Hacky python script to detect cyclical references:

import networkx as nx
import sys

#python3 display.py swagger.yaml

gr = nx.DiGraph()

file = open(sys.argv[1],'r')

dot = ""
defs = False

for x in file.readlines():
    if "definitions:" in x:
        defs = True
        continue
    if defs and x.startswith("  ") and x[2] != ' ':
        dot = x.strip()[:-1]
    if defs and "$ref" in x:
        other = x.split('/')[2].strip()[:-1]
        gr.add_edges_from([(dot, other)])
    if defs and x[0] != ' ':
        defs = False
        break

print(nx.is_directed_acyclic_graph(gr))
for x in list(nx.simple_cycles(gr)):
    print(x)

% python3 display.py bad.yaml
False
['CatFoodReturn']
['CatFoodReturnSubmission', 'CatFoodReturn']

[en-milie]

Hi @molmar-form3. Thank you for raising this.
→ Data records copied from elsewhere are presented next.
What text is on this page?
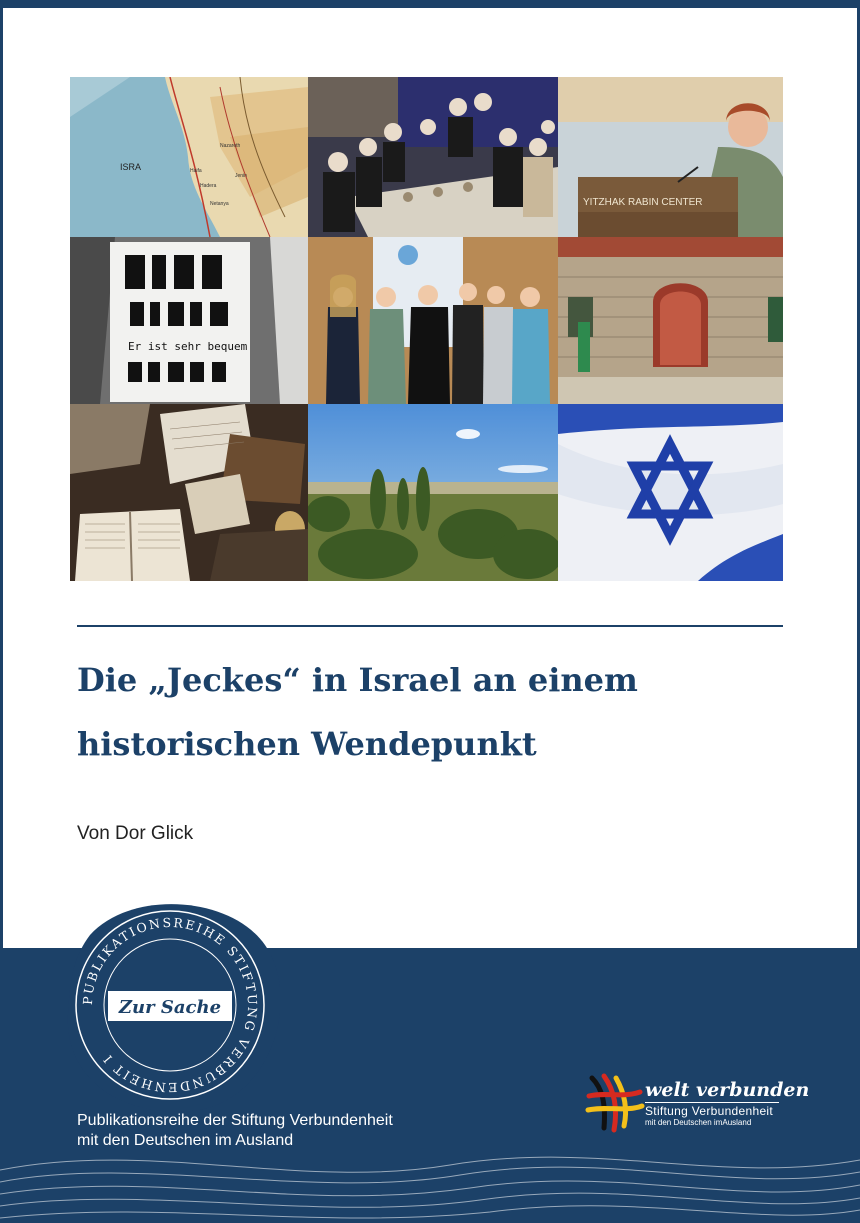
ISRA	Haifa
Hadera
Netanya
Nazareth
Jenin
YITZHAK RABIN CENTER
Er ist sehr bequem
Die „Jeckes“ in Israel an einem
historischen Wendepunkt
Von Dor Glick
PUBLIKATIONSREIHE STIFTUNG VERBUNDENHEIT I
Zur Sache
Publikationsreihe der Stiftung Verbundenheit
mit den Deutschen im Ausland
welt verbunden
Stiftung Verbundenheit
mit den Deutschen imAusland
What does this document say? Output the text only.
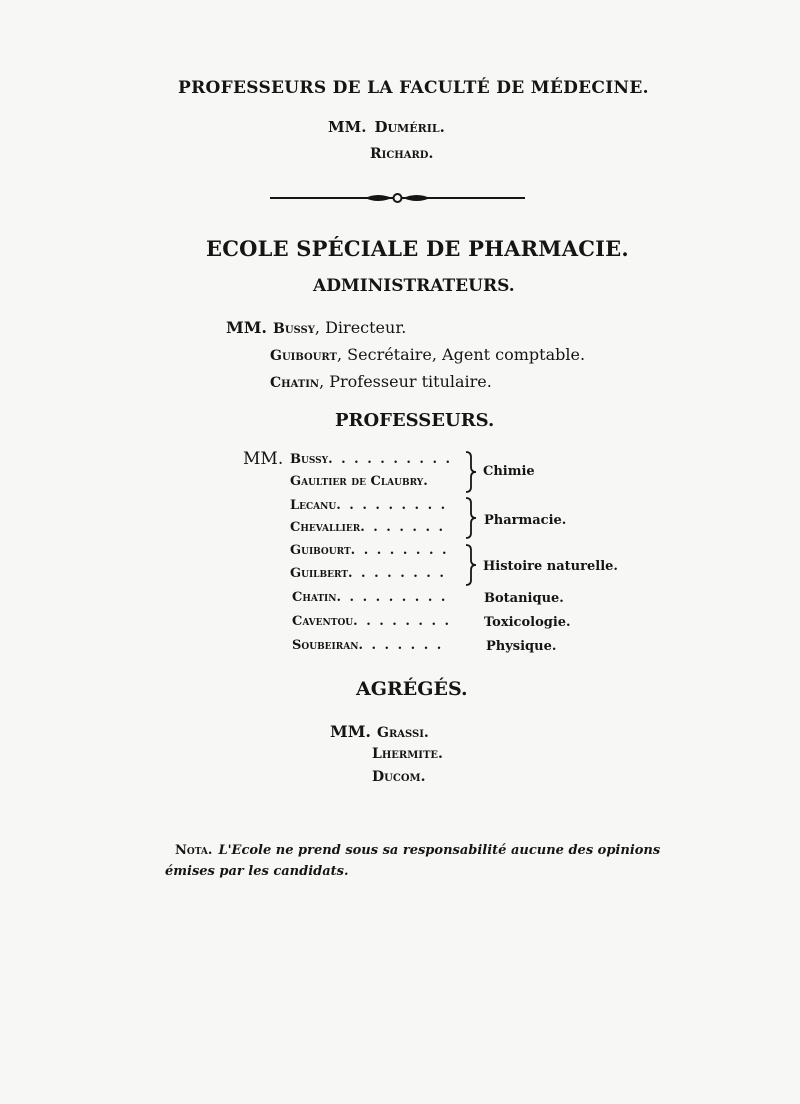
PROFESSEURS DE LA FACULTÉ DE MÉDECINE.
MM. Duméril.
Richard.
ECOLE SPÉCIALE DE PHARMACIE.
ADMINISTRATEURS.
MM. Bussy, Directeur.
Guibourt, Secrétaire, Agent comptable.
Chatin, Professeur titulaire.
PROFESSEURS.
MM. Bussy. . . . . . . . . .
Gaultier de Claubry.
Lecanu. . . . . . . . .
Chevallier. . . . . . .
Guibourt. . . . . . . .
Guilbert. . . . . . . .
Chatin. . . . . . . . .
Caventou. . . . . . . .
Soubeiran. . . . . . .
Chimie
Pharmacie.
Histoire naturelle.
Botanique.
Toxicologie.
Physique.
AGRÉGÉS.
MM. Grassi.
Lhermite.
Ducom.
Nota. L'Ecole ne prend sous sa responsabilité aucune des opinions
émises par les candidats.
I have a fix almost ready.

[en-milie]

This is now fixed in https://github.com/Endava/cats/commit/74acf24c9b2afac5913d0b9ccf9c65c51b08ee74 and will be available in 7.2.2 later this week.

[molmar-form3]

Looks good, thanks for patching this so quick, will give it a try later this week:)

[en-milie]

The fix is part of https://github.com/Endava/cats/releases/tag/cats-7.3.0

[molmar-form3]

@en-milie Works perfect, thanks for the quick fix.